As a teenager, I was already an avowed evolutionist, well-trained by my public school teacher to regard as backward anyone who believed in special creation by God. But one beautiful spring day, my beloved little Irish grandmother came to visit us. At barely 4'11", she was one of the few people who made me feel tall. She and I took a walk in the sunshine, just basking in the joy of each other’s company and conversing in the natural way that sometimes only grandparents and grandchildren can.

That day we fell onto the subject of evolution as we walked. I defended it with youthful egotism; she opposed it gently. At that moment we happened upon a bird’s nest perched in the branches of a dwarf fruit tree, lying low enough for our inspection. Our movement disturbed the young birds, and in unison they bobbed their fuzzy heads out of the nest and popped open their wide red mouths in a raucous bid for breakfast.
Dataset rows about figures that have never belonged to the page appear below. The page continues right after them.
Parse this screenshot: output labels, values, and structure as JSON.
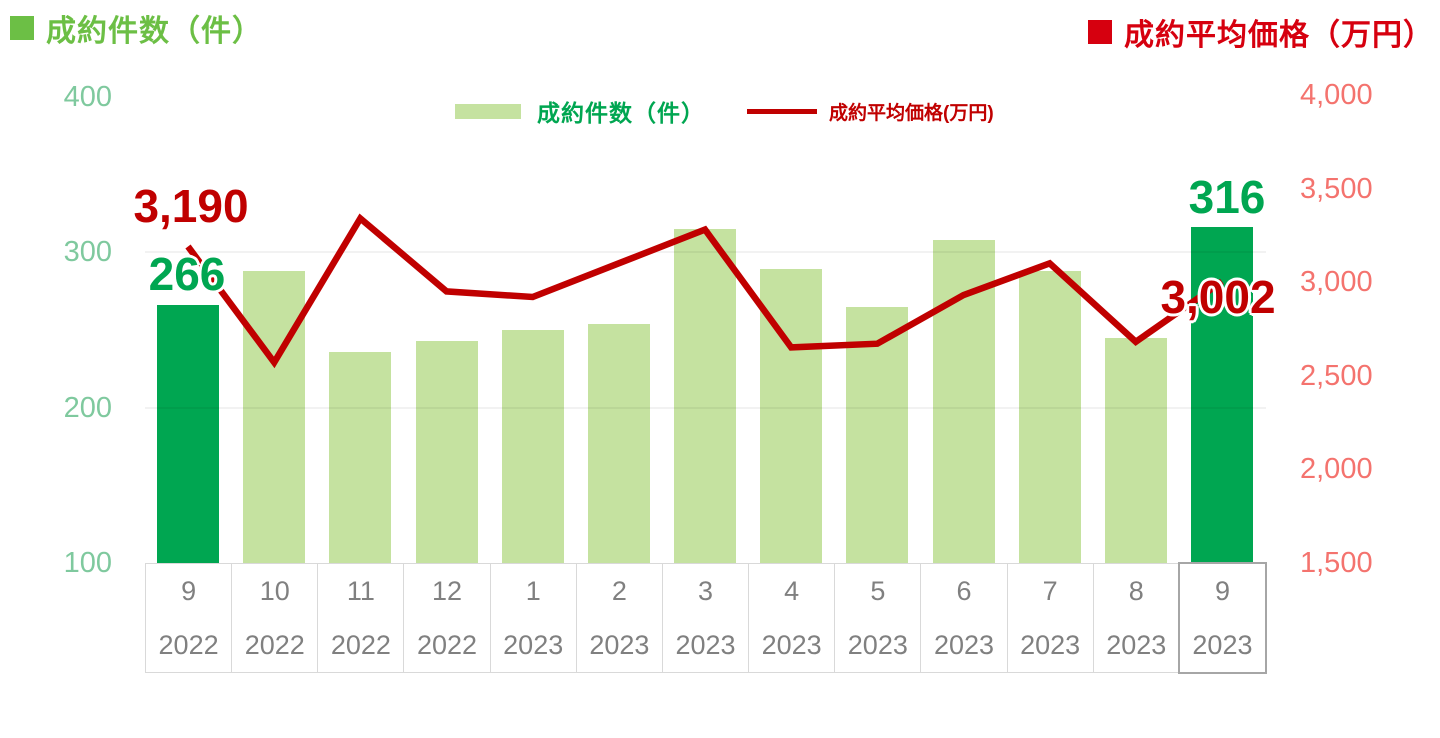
{
  "header": {
    "count_title": "成約件数（件）",
    "price_title": "成約平均価格（万円）"
  },
  "legend": {
    "count_label": "成約件数（件）",
    "price_label": "成約平均価格(万円)"
  },
  "colors": {
    "bar_default": "#c5e2a0",
    "bar_highlight": "#00a651",
    "line": "#c00000",
    "count_title_green": "#6cbf45",
    "price_title_red": "#d6000f",
    "left_axis_label": "#7fc99e",
    "right_axis_label": "#f4736e",
    "category_text": "#808080",
    "annotation_count": "#00a651",
    "annotation_price": "#c00000"
  },
  "chart_data": {
    "type": "combo",
    "title": "",
    "categories": [
      {
        "month": "9",
        "year": "2022"
      },
      {
        "month": "10",
        "year": "2022"
      },
      {
        "month": "11",
        "year": "2022"
      },
      {
        "month": "12",
        "year": "2022"
      },
      {
        "month": "1",
        "year": "2023"
      },
      {
        "month": "2",
        "year": "2023"
      },
      {
        "month": "3",
        "year": "2023"
      },
      {
        "month": "4",
        "year": "2023"
      },
      {
        "month": "5",
        "year": "2023"
      },
      {
        "month": "6",
        "year": "2023"
      },
      {
        "month": "7",
        "year": "2023"
      },
      {
        "month": "8",
        "year": "2023"
      },
      {
        "month": "9",
        "year": "2023"
      }
    ],
    "series": [
      {
        "name": "成約件数（件）",
        "type": "bar",
        "axis": "left",
        "values": [
          266,
          288,
          236,
          243,
          250,
          254,
          315,
          289,
          265,
          308,
          288,
          245,
          316
        ],
        "highlighted_indices": [
          0,
          12
        ]
      },
      {
        "name": "成約平均価格(万円)",
        "type": "line",
        "axis": "right",
        "values": [
          3190,
          2570,
          3340,
          2950,
          2920,
          3100,
          3280,
          2650,
          2670,
          2930,
          3100,
          2680,
          3002
        ]
      }
    ],
    "left_axis": {
      "min": 100,
      "max": 400,
      "tick_labels": [
        "400",
        "300",
        "200",
        "100"
      ]
    },
    "right_axis": {
      "min": 1500,
      "max": 4000,
      "tick_labels": [
        "4,000",
        "3,500",
        "3,000",
        "2,500",
        "2,000",
        "1,500"
      ]
    },
    "gridlines_at_left_values": [
      300,
      200
    ],
    "legend_position": "top-center",
    "annotations": [
      {
        "id": "price-first",
        "text": "3,190",
        "series": "price",
        "point_index": 0
      },
      {
        "id": "count-first",
        "text": "266",
        "series": "count",
        "point_index": 0
      },
      {
        "id": "count-last",
        "text": "316",
        "series": "count",
        "point_index": 12
      },
      {
        "id": "price-last",
        "text": "3,002",
        "series": "price",
        "point_index": 12
      }
    ]
  }
}
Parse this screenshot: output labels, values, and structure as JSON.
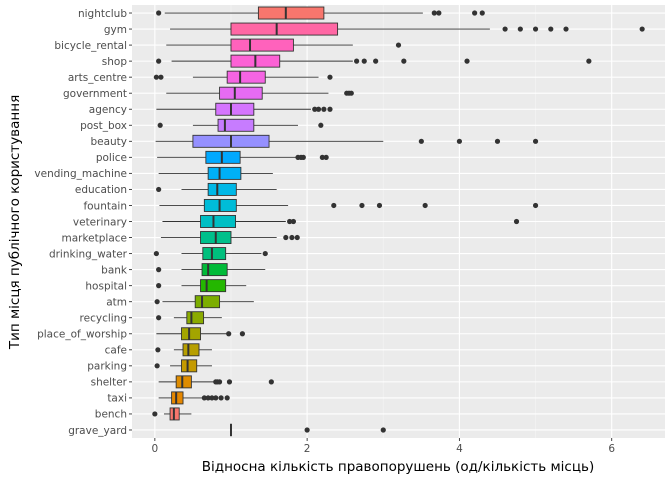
{
  "chart_data": {
    "type": "boxplot",
    "xlabel": "Відносна кількість правопорушень (од/кількість місць)",
    "ylabel": "Тип місця публічного користування",
    "xlim": [
      -0.3,
      6.7
    ],
    "xticks": [
      0,
      2,
      4,
      6
    ],
    "grid": true,
    "legend": "none",
    "categories": [
      {
        "name": "nightclub",
        "whisker_low": 0.13,
        "q1": 1.36,
        "median": 1.72,
        "q3": 2.22,
        "whisker_high": 3.52,
        "outliers": [
          0.05,
          3.67,
          3.73,
          4.2,
          4.3
        ],
        "color": "#F8766D"
      },
      {
        "name": "gym",
        "whisker_low": 0.2,
        "q1": 1.0,
        "median": 1.6,
        "q3": 2.4,
        "whisker_high": 4.4,
        "outliers": [
          4.6,
          4.8,
          5.0,
          5.2,
          5.4,
          6.4
        ],
        "color": "#FF67A4"
      },
      {
        "name": "bicycle_rental",
        "whisker_low": 0.15,
        "q1": 1.0,
        "median": 1.25,
        "q3": 1.82,
        "whisker_high": 2.6,
        "outliers": [
          3.2
        ],
        "color": "#FF62BC"
      },
      {
        "name": "shop",
        "whisker_low": 0.22,
        "q1": 1.0,
        "median": 1.32,
        "q3": 1.64,
        "whisker_high": 2.6,
        "outliers": [
          0.05,
          2.65,
          2.75,
          2.9,
          3.27,
          4.1,
          5.7
        ],
        "color": "#FC61D5"
      },
      {
        "name": "arts_centre",
        "whisker_low": 0.5,
        "q1": 0.95,
        "median": 1.12,
        "q3": 1.45,
        "whisker_high": 2.15,
        "outliers": [
          0.02,
          0.08,
          2.3
        ],
        "color": "#F564E3"
      },
      {
        "name": "government",
        "whisker_low": 0.15,
        "q1": 0.85,
        "median": 1.05,
        "q3": 1.41,
        "whisker_high": 2.28,
        "outliers": [
          2.52,
          2.55,
          2.58
        ],
        "color": "#E76BF3"
      },
      {
        "name": "agency",
        "whisker_low": 0.02,
        "q1": 0.8,
        "median": 1.0,
        "q3": 1.3,
        "whisker_high": 2.05,
        "outliers": [
          2.1,
          2.15,
          2.22,
          2.3
        ],
        "color": "#D575FE"
      },
      {
        "name": "post_box",
        "whisker_low": 0.5,
        "q1": 0.83,
        "median": 0.92,
        "q3": 1.3,
        "whisker_high": 1.88,
        "outliers": [
          0.07,
          2.18
        ],
        "color": "#C77CFF"
      },
      {
        "name": "beauty",
        "whisker_low": 0.01,
        "q1": 0.5,
        "median": 1.0,
        "q3": 1.5,
        "whisker_high": 3.0,
        "outliers": [
          3.5,
          4.0,
          4.5,
          5.0
        ],
        "color": "#9590FF"
      },
      {
        "name": "police",
        "whisker_low": 0.03,
        "q1": 0.67,
        "median": 0.88,
        "q3": 1.12,
        "whisker_high": 1.85,
        "outliers": [
          1.88,
          1.92,
          1.95,
          2.2,
          2.25
        ],
        "color": "#00A9FF"
      },
      {
        "name": "vending_machine",
        "whisker_low": 0.05,
        "q1": 0.7,
        "median": 0.85,
        "q3": 1.13,
        "whisker_high": 1.55,
        "outliers": [],
        "color": "#00B0F6"
      },
      {
        "name": "education",
        "whisker_low": 0.35,
        "q1": 0.7,
        "median": 0.82,
        "q3": 1.07,
        "whisker_high": 1.6,
        "outliers": [
          0.05
        ],
        "color": "#00B8E7"
      },
      {
        "name": "fountain",
        "whisker_low": 0.06,
        "q1": 0.65,
        "median": 0.85,
        "q3": 1.07,
        "whisker_high": 1.75,
        "outliers": [
          2.35,
          2.72,
          2.95,
          3.55,
          5.0
        ],
        "color": "#00BCD8"
      },
      {
        "name": "veterinary",
        "whisker_low": 0.1,
        "q1": 0.6,
        "median": 0.77,
        "q3": 1.06,
        "whisker_high": 1.72,
        "outliers": [
          1.77,
          1.82,
          4.75
        ],
        "color": "#00BFC4"
      },
      {
        "name": "marketplace",
        "whisker_low": 0.08,
        "q1": 0.6,
        "median": 0.8,
        "q3": 1.0,
        "whisker_high": 1.6,
        "outliers": [
          1.72,
          1.8,
          1.87
        ],
        "color": "#00C08B"
      },
      {
        "name": "drinking_water",
        "whisker_low": 0.35,
        "q1": 0.63,
        "median": 0.75,
        "q3": 0.93,
        "whisker_high": 1.4,
        "outliers": [
          0.02,
          1.45
        ],
        "color": "#00BF7D"
      },
      {
        "name": "bank",
        "whisker_low": 0.35,
        "q1": 0.62,
        "median": 0.7,
        "q3": 0.95,
        "whisker_high": 1.45,
        "outliers": [
          0.05
        ],
        "color": "#00BA38"
      },
      {
        "name": "hospital",
        "whisker_low": 0.35,
        "q1": 0.6,
        "median": 0.68,
        "q3": 0.93,
        "whisker_high": 1.2,
        "outliers": [
          0.05
        ],
        "color": "#24B700"
      },
      {
        "name": "atm",
        "whisker_low": 0.1,
        "q1": 0.53,
        "median": 0.62,
        "q3": 0.85,
        "whisker_high": 1.3,
        "outliers": [
          0.03
        ],
        "color": "#7CAE00"
      },
      {
        "name": "recycling",
        "whisker_low": 0.25,
        "q1": 0.42,
        "median": 0.48,
        "q3": 0.64,
        "whisker_high": 0.88,
        "outliers": [
          0.05
        ],
        "color": "#8BAB00"
      },
      {
        "name": "place_of_worship",
        "whisker_low": 0.02,
        "q1": 0.35,
        "median": 0.45,
        "q3": 0.6,
        "whisker_high": 0.95,
        "outliers": [
          0.97,
          1.15
        ],
        "color": "#A3A500"
      },
      {
        "name": "cafe",
        "whisker_low": 0.25,
        "q1": 0.37,
        "median": 0.44,
        "q3": 0.58,
        "whisker_high": 0.75,
        "outliers": [
          0.04
        ],
        "color": "#B79F00"
      },
      {
        "name": "parking",
        "whisker_low": 0.2,
        "q1": 0.35,
        "median": 0.43,
        "q3": 0.55,
        "whisker_high": 0.75,
        "outliers": [
          0.03
        ],
        "color": "#C49A00"
      },
      {
        "name": "shelter",
        "whisker_low": 0.05,
        "q1": 0.28,
        "median": 0.36,
        "q3": 0.48,
        "whisker_high": 0.77,
        "outliers": [
          0.8,
          0.82,
          0.85,
          0.98,
          1.53
        ],
        "color": "#DE8C00"
      },
      {
        "name": "taxi",
        "whisker_low": 0.05,
        "q1": 0.22,
        "median": 0.28,
        "q3": 0.37,
        "whisker_high": 0.62,
        "outliers": [
          0.65,
          0.7,
          0.75,
          0.8,
          0.87,
          0.95
        ],
        "color": "#E58700"
      },
      {
        "name": "bench",
        "whisker_low": 0.12,
        "q1": 0.2,
        "median": 0.25,
        "q3": 0.32,
        "whisker_high": 0.48,
        "outliers": [
          0.0
        ],
        "color": "#F8766D"
      },
      {
        "name": "grave_yard",
        "whisker_low": 1.0,
        "q1": 1.0,
        "median": 1.0,
        "q3": 1.0,
        "whisker_high": 1.0,
        "outliers": [
          2.0,
          3.0
        ],
        "color": "#F8766D"
      }
    ]
  }
}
Grandma Jean and I chuckled over our discovery. She wrapped her small hands around the rough nest and looked at me with a smile. The memory of that moment before her next words is preceded in my mind by the sensation of a page tearing into two distinct pieces.

BC and AD. 

Before Christ and In The Year of Our Lord.

 Then she asked me a question.  

“Pam, can you look at this and tell me there is no God?”

I was cut to the quick. This was no scientific debate, no angry exchange of facts and theories. It was nothing less than the Spirit of God blasting through my ignorance, using a beloved grandmother to draw my heart to Him.

To this day, I can't explain why her simple statement touched me so deeply.

I can only tell you that when I looked at the nest and those little birds inside it, the scales over my eyes crashed to the ground. I knew without a doubt that I was wrong. Only much later would I read the first chapter of the epistle to the Romans and learn that creation itself testifies to the reality and nature of the Creator.

For since the creation of the world His invisible attributes, His eternal power and divine nature, have been clearly seen, being understood through what has been made, so that they are without excuse. 

- Romans 1:20

Grandma Jean died a few years later. But that one day sent me on a journey to find her God and to know Him as she did. It also taught me to never underestimate the work of the Holy Spirit in the simple things we do with our children.

Sometimes we just have to close the books and listen to the song of creation. God speaks louder through what has been made than through our attempts to explain Him. Sometimes, the best thing you can do for your family is to cancel the lesson plans. Take a walk with the kids, fill your lungs with the joy of being alive, and let God lead your path through parenting.